Glaukom-Diagnostik

HRT Das Glaukom (grüner Star) ist eine Atrophie (Gewebeschwund) des Sehnervs, bei der es zu einem fortschreitenden Verlust des peripheren Gesichtsfelds kommt. Das Risiko am Glaukom zu erkranken steigt mit zunehmendem Alter und zunehmendem Augendruck. Der Heidelberg Retina Tomograph (HRT) dient dem Nachweis glaukomatöser Veränderungen des Sehnervenkopfes (Papille) zur Verlaufskontrolle von fortschreitendem Glaukom.

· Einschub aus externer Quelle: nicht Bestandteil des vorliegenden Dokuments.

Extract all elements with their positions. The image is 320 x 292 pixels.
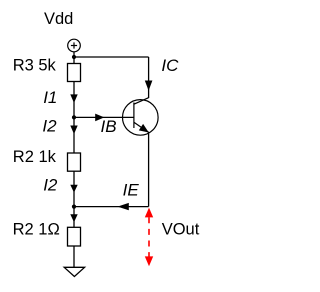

Er bietet eine Unterstützung zur Früherkennung struktureller Veränderungen, bevor eine Gesichtsfeldeinschränkung messbar ist.

Die Bildaufnahme ohne vorherige Pupillenerweiterung schränkt den Patienten nicht ein, so dass er sogar nach der Messung problemlos am Straßenverkehr teilnehmen kann.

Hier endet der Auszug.